For an explanation, see the main splats page
The principles of heat
- All matter has a capacity to hold heat, measured as its specific heat or heat capacity. Heat capacity and temperature are not the same thing at all.
- Heat makes changes happen, including expansion and contraction. The varying expansion coefficients of materials can be measured and used in many ways.
- Heat generally increases the chemical rate of reaction, and it can also cause pyrolysis, the breakdown of compounds under the application of heat.
- Heat at the junction of two metals causes a potential difference. The thermocouple formed can be used to generate electricity or to measure temperature.
- Heat is a form of energy and travels mainly as infrared radiation, but also by convection and conduction. Heat may be converted to other forms of energy.
- In 1849, William Thomson ( Lord Kelvin ) coined the term 'thermodynamics' to describe the science of heat flow which is basic to the scientific study of energy.
- The movement of heat happens in accordance with the laws of thermodynamics, especially the second law, which means heat goes from warmer to cooler areas.
- Sufficient heat will make a change of state happen: boiling, condensing, melting, solidifying (freezing), sublimation, to form gases, liquids and solids.
- The rate at which bodies cool follows Newton's law of cooling. As the difference between an object and its environment gets less, the rate of cooling slows.

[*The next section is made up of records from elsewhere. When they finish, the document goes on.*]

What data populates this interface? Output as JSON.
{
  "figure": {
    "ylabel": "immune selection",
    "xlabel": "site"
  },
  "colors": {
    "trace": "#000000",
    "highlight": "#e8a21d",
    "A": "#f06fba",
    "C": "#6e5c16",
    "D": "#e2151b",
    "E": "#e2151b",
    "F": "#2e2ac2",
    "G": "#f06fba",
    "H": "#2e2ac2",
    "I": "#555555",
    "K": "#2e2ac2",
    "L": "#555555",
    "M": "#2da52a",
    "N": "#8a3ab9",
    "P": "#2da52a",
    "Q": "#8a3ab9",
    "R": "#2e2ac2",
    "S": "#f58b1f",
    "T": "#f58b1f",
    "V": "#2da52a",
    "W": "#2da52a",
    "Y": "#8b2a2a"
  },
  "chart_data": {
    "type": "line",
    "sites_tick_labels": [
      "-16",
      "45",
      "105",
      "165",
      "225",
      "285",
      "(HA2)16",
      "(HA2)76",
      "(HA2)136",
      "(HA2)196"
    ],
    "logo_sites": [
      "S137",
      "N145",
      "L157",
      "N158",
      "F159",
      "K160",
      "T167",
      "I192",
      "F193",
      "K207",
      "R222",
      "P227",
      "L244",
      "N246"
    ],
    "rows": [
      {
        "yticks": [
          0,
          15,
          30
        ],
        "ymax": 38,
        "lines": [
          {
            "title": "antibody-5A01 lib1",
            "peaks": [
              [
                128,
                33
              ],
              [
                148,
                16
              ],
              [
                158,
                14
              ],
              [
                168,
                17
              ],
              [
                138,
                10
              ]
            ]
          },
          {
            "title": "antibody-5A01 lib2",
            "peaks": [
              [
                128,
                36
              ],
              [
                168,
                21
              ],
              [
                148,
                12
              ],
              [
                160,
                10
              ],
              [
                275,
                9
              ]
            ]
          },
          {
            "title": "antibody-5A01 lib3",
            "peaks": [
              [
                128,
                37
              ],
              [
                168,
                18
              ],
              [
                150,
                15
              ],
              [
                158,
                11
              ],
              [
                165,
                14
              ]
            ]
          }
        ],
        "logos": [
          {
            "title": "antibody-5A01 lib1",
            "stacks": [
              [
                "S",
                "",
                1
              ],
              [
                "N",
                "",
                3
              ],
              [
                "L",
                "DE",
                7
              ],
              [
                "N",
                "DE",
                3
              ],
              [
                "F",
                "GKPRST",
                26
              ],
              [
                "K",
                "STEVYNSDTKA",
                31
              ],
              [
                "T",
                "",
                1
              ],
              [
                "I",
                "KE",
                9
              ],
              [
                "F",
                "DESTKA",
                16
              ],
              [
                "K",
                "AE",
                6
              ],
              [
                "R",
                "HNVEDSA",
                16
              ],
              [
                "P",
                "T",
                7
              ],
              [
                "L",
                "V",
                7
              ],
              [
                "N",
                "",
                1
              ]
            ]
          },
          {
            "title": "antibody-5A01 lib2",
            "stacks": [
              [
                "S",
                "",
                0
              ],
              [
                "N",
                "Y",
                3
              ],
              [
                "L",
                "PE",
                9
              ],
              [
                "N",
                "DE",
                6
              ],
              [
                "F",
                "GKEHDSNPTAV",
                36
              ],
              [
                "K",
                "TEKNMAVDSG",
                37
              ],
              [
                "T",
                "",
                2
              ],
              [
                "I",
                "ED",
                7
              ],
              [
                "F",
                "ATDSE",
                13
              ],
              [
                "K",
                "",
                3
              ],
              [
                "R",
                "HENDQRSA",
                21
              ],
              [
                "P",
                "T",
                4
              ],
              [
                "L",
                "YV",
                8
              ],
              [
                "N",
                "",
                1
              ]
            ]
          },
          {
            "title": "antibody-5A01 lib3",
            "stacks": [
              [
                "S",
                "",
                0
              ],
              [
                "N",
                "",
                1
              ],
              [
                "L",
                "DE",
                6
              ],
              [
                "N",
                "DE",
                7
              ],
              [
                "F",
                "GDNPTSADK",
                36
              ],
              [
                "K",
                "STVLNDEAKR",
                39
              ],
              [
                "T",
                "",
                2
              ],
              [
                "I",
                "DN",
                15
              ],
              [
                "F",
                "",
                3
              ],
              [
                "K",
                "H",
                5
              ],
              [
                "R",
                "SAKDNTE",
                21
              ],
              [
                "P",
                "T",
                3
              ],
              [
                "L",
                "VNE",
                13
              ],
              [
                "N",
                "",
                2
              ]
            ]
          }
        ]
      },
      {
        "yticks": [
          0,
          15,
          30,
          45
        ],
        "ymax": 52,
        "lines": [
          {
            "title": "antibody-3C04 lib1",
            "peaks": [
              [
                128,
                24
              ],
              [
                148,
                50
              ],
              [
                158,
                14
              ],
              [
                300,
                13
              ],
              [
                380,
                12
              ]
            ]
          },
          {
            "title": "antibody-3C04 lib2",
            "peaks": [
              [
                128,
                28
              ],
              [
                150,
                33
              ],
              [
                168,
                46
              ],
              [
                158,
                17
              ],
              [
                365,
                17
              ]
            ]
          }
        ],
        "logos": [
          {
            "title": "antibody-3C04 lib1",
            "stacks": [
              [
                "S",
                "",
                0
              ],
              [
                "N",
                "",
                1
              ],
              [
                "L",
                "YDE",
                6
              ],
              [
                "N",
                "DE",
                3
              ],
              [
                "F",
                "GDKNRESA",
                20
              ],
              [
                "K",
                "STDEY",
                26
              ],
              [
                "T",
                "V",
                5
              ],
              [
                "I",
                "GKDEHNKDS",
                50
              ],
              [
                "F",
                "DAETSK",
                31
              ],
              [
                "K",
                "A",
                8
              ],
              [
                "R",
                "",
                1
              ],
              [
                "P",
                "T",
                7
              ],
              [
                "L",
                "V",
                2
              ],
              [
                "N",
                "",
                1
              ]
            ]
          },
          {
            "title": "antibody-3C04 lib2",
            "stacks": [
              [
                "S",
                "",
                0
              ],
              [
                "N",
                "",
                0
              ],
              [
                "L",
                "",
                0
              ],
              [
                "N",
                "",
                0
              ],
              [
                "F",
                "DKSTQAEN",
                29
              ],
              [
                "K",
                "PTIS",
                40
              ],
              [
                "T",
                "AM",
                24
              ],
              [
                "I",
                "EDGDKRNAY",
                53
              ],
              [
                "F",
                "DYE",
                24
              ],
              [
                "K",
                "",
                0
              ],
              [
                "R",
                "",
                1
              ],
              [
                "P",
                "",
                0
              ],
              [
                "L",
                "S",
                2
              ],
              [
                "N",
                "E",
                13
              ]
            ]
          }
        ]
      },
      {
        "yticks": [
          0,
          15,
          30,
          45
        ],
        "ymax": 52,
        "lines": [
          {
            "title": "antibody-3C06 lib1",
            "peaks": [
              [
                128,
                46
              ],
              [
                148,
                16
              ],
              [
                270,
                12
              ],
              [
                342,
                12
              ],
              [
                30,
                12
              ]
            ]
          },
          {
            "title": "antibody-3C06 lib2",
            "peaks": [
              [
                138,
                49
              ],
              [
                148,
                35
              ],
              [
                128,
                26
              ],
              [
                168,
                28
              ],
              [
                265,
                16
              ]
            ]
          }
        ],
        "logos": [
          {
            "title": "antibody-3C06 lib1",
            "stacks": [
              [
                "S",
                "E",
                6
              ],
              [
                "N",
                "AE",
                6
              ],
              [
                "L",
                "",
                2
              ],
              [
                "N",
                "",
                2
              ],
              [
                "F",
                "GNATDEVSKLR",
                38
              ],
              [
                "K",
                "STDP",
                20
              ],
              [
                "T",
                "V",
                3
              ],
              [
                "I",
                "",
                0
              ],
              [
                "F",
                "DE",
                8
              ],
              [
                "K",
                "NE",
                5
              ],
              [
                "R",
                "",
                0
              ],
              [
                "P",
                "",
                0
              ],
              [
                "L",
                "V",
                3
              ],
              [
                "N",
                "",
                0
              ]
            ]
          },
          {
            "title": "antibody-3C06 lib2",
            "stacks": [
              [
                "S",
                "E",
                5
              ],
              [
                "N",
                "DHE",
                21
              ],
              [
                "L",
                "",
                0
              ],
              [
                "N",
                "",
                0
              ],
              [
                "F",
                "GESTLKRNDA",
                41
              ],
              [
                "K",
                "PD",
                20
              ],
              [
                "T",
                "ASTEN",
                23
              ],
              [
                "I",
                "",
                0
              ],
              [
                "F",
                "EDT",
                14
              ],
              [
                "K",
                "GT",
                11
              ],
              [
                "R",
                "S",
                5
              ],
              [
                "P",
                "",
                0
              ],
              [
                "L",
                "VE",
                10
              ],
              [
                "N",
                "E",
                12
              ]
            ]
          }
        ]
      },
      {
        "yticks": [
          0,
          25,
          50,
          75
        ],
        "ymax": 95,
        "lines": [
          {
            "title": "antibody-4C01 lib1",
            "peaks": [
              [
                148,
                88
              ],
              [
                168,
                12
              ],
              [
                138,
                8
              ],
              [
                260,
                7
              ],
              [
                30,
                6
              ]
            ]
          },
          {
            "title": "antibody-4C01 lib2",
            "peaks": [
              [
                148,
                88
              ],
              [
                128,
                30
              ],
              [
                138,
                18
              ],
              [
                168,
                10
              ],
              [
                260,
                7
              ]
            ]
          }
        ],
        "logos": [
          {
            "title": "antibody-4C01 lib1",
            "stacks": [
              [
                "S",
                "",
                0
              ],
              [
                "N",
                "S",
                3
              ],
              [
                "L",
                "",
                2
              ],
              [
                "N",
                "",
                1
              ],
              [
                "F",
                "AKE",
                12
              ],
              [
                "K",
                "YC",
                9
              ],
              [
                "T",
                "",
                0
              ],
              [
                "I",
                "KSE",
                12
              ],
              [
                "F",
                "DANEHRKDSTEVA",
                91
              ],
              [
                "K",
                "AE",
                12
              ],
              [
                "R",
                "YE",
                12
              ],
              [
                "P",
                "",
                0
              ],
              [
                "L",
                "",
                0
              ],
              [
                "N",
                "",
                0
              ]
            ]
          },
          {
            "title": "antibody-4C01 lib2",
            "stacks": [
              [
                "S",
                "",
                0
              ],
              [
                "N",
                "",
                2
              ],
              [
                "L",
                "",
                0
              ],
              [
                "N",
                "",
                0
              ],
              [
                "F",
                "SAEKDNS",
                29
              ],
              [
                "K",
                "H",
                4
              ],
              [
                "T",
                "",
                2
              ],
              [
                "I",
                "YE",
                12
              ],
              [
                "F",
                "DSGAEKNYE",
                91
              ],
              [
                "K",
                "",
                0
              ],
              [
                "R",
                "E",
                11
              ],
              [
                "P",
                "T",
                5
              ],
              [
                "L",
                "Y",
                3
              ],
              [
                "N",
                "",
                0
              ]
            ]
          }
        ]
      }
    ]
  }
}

- When matter is heated, energy is gained and the molecules move or vibrate faster. As matter cools, the molecules lose energy and move or vibrate more slowly.
- Heat generally travels from hot to cold. Convection occurs in gases and liquids. Conduction occurs in solids, liquids and gases. Radiation can occur in a vacuum
- Isaac Newton showed that the rate of cooling in a hot body was proportional to the difference between it and its surroundings: that hot things cool faster.
- Metals are usually good conductors of heat, non-metals are usually poor conductors. Conduction is the transfer of energy from one atom or molecule to the next.
- A higher temperature means more energy has been stored in a body than when it was a lower temperature. Temperature can be measured with a thermometer.
- Refrigeration depends on adiabatic cooling to move heat from one place to another, pumping it out of the cold compartment. Cold is an absence of heat.
- There is a lowest possible temperature, called absolute zero. Matter which is at absolute zero on the Kelvin scale is completely motionless in all dimensions.
- In 1761 Joseph Black discovered that ice absorbs heat without changing temperature when melting, and outlined the effects of latent and specific heats.
- Latent heat is absorbed or released during a change of state. This is why steam at 100º C contains more heat than an equal mass of water at 100º C.
- In 1798, Count Rumford reported that mechanical energy could be converted to heat when cannon barrels were bored with drills, whether they were blunt or sharp.
- By careful measurement, Count Rumford was able to establish that if heat had any mass, then a single calorie had to be less than 0.000013 milligrams.
- William Herschel used a thermometer to detect heat falling outside the visible solar spectrum, and so became the first to observe infrared radiation.
- We cannot see infrared radiation, although we can detect it as heat, and we can also detect it with some photographic films and special cameras.